The record sadly shows--and there is now an indisputable record in this regard--that they have a growing inventory of very deadly toxins, biological, and chemical weapons.
We say with some glibness, because we say it so much, that Saddam is probably the only leader of a country in the world today who has used chemical weapons. He has, and used them not just once but several times against the Kurdish people, citizens of Iraq, and on some occasions actually having medical personnel nearby to follow up, not to help those who were attacked, but to use them as if they were test objects, to see to what extent they were hurt or how they were killed. That is how brutal and inhumane this regime is.
All the time this deceit and deception was going on, we tried everything over and over to stop the violations of the U.N. agreements. Nothing worked--inspections, sanctions, Food for Oil, trade restrictions, and even limited military action.
That is why we come to this point where we have said enough is enough. There is no question, in terms of is this imminent, that the events of September 11, 2001, have affected our judgment. I say for myself they have affected my judgment. I have said now that I have felt this way about Saddam for a long time.
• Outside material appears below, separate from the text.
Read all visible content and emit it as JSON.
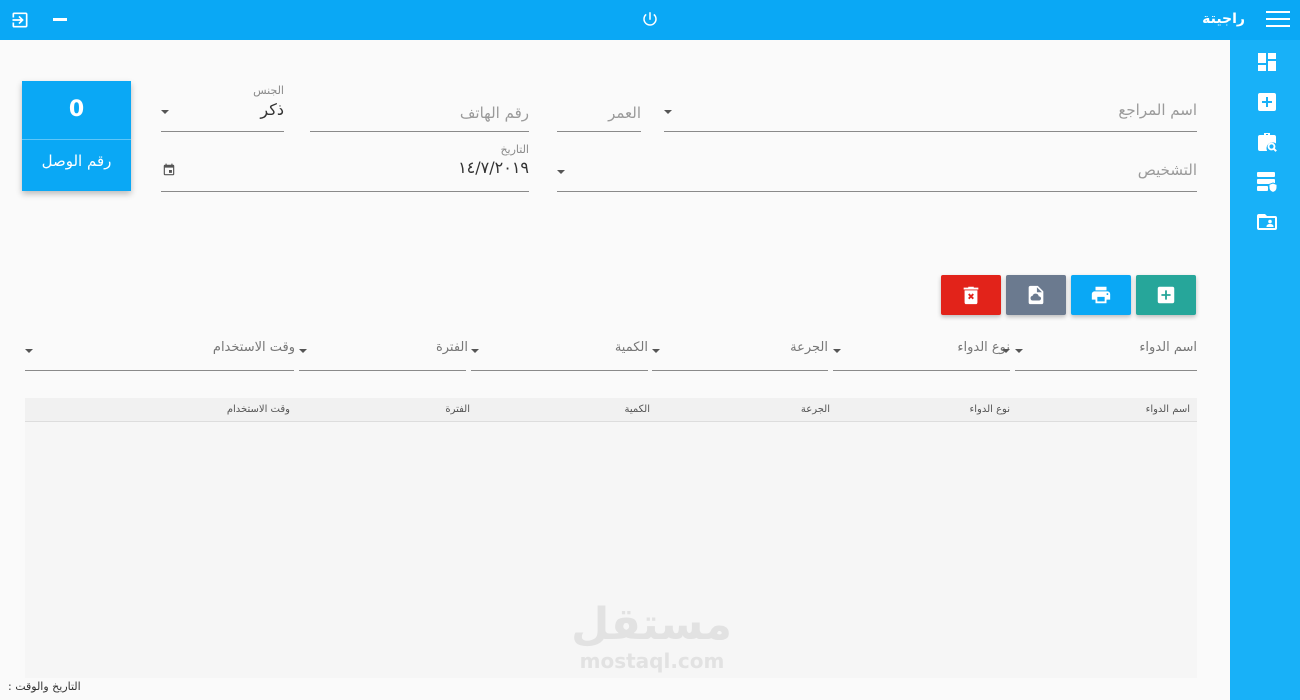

In 1998, former Senator Bob Kerrey, Senator McCain, Senator Lott, and I cosponsored the Iraq Liberation Act based on the constant deception and violation of the U.N. inspection team, kicking them out of Iraq. That act declared it American policy to no longer just contain Saddam, but because of the danger that he was brewing within his borders with chemical and biological weapons, ballistic missiles and unmanned aerial vehicles which he could deliver on targets near and far, that we had to adopt a new policy to change the regime. That was adopted into law in 1998.
So as for myself, I have had this feeling about Saddam and his potential to use these weapons to expand his control of the Arab world. This is what I referred to earlier in the day in the incredibly timely book that has just come out by Kenneth Pollack, an expert on Iraq, called "A Threatening Storm." In that book, Mr. Pollack tells the life story of Saddam through the Baath Party, so-called pan-Arabic views, and the extent to which his dream and his ambition is to be the new Saladin of the Arab world and control the entire Arab world.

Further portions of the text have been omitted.